Geckos of the genus Gehyra (Gray, 1834) are some of the most prominent and widespread geckos within the Australasian and Pacific regions. Gehyra mutilata (Wiegmann, 1834) is widespread throughout the Pacific basin, large regions of Southeast Asia, Indonesia and the Indian Ocean. It also occurs in Mexico and it is known to have been introduced in California (USA) and in the French Guiana (Ineich and de Massary, 1997). It occurs in both natural forests and disturbed garden or urban areas and it is the least studied widespread gecko in the world, with little information available on genetic or morphological variation across its distribution.

Fisher (1997) examined allozyme variation within this species across some Southeast Asian (Thailand, Philippines) and Pacific (from Belau to Hawaii) localities and found that 1) samples across the Pacific showed no genetic variation for the loci surveyed, and 2) there were fixed differences at three loci between a group consisting of the Pacific and two southern Asian populations (the ‘southern mainland type’, sensu Fisher, 1997) and a second group of four southern Asian populations (the ‘northern mainland type’, sensu Fisher, 1997). Both groups were present in the Philippines and in Thailand, although sympatry was not found. Fisher (1997) interpreted his results as indicating that the source of the Pacific populations was probably southern Asia and pointed to a recent, possibly human-mediated, range expansion, but the lack of variation at these markers prevented assessment of alternative dispersal hypotheses. Indian Ocean populations were not studied, despite the fact that they are considered to have been introduced throughout this region (Cheke, 1984). It has been assumed (de Massary, 1992; I. Ineich quoted in Glaw and Vences, 1994) that Gehyra populations of Indonesia and from the western Indian Ocean islands are distinct from those of Oceania, and that G. insulensis should be resurrected and used as the proper designation for some or all Pacific populations. Faster evolving mtDNA data could provide increased resolution regarding genetic variation of G. mutilata across the Pacific and could help in assessing the source and mechanisms related to the origin of Indian Ocean islands populations.

FIG2

Fig. 2. ME tree for the 517bp data matrix (complete gap deletion option) with bootstrap values shown alongside the branches. The two haplotypes from the Pacific Ocean clade and the two main clades are separated by two and 53 mutational steps, respectively.

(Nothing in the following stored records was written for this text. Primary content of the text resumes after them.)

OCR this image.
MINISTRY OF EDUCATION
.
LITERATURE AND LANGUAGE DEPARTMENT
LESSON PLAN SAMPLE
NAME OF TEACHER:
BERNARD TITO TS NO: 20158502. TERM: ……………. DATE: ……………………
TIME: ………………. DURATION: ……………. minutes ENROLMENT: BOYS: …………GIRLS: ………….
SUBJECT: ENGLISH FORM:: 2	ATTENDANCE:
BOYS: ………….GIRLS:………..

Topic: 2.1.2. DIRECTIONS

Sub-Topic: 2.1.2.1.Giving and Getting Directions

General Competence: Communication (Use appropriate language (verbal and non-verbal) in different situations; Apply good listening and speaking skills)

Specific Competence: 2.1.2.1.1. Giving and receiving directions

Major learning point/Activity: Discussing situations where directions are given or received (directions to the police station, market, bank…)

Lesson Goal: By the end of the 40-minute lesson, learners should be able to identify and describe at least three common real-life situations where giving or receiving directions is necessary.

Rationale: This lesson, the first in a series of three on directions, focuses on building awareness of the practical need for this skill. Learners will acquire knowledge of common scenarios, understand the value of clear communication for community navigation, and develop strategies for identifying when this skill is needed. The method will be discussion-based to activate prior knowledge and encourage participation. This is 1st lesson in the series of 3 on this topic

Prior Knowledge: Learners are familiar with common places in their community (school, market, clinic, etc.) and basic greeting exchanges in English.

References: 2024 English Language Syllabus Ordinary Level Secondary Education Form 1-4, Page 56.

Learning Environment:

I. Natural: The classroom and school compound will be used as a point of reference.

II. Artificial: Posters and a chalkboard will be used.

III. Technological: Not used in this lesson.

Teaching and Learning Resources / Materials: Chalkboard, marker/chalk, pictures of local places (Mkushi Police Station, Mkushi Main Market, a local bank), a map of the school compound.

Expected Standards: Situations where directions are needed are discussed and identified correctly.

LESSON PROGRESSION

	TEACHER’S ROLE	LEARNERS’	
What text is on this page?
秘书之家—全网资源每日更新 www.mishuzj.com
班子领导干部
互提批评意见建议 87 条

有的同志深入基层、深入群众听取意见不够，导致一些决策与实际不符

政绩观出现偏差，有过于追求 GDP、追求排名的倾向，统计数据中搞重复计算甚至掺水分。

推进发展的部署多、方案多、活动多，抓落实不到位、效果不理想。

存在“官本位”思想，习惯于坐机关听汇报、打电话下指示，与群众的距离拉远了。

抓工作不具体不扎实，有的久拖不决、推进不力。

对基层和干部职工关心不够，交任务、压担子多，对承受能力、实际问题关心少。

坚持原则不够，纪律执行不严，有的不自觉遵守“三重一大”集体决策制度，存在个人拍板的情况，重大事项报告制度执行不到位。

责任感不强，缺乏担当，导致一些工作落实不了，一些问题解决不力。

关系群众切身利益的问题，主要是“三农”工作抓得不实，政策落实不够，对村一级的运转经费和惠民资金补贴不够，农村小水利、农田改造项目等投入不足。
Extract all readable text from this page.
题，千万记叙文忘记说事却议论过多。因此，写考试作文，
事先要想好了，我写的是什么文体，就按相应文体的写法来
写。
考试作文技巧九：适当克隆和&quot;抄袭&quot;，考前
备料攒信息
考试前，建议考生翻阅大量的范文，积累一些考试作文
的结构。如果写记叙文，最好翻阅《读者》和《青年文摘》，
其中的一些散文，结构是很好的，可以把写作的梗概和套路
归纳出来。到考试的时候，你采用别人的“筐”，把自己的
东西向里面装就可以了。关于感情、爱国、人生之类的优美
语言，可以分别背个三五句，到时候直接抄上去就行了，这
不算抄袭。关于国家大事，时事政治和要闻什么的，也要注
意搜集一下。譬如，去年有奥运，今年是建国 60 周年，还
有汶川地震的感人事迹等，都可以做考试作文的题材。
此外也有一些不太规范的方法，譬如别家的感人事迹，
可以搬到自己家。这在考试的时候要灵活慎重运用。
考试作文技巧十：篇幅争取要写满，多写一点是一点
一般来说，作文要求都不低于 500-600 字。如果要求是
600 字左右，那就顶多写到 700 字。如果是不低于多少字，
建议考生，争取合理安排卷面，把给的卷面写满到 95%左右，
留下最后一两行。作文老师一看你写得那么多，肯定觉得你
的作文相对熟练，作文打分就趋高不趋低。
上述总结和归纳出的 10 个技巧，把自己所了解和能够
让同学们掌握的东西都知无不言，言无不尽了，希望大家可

It is important to assess the mechanisms explaining the presence of this species in oceanic islands; introduced reptiles can have varied negative impacts on native species, including predation, competition for food, basking sites and other resources, hybridisation and spread of diseases and parasites, and they may alter the habitat of native species or disrupt ecosystem dynamics. All these processes are especially dangerous when they occur on islands, where the number of endemic species is generally higher and ecosystems are more vulnerable to introductions (Shine et al., 2000). Furthermore, it is on islands that introductions are more frequent and that invasive species have a higher probability of successful establishment (Kraus, 2003). Indeed, several examples exist of strong negative impact of introduced reptiles in island systems (Cogger et al., 1983; Powell et al., 1990; Petren and Case, 1996; Cole et al., 2005).

Our main goal was to assess the origins and genetic variation of Indian Ocean populations of Gehyra mutilata. By comparing them to other southern Asian and Pacific populations, we could assess their putative distinctiveness and better understand previously hypothesised dispersal mechanisms (Fisher, 1997).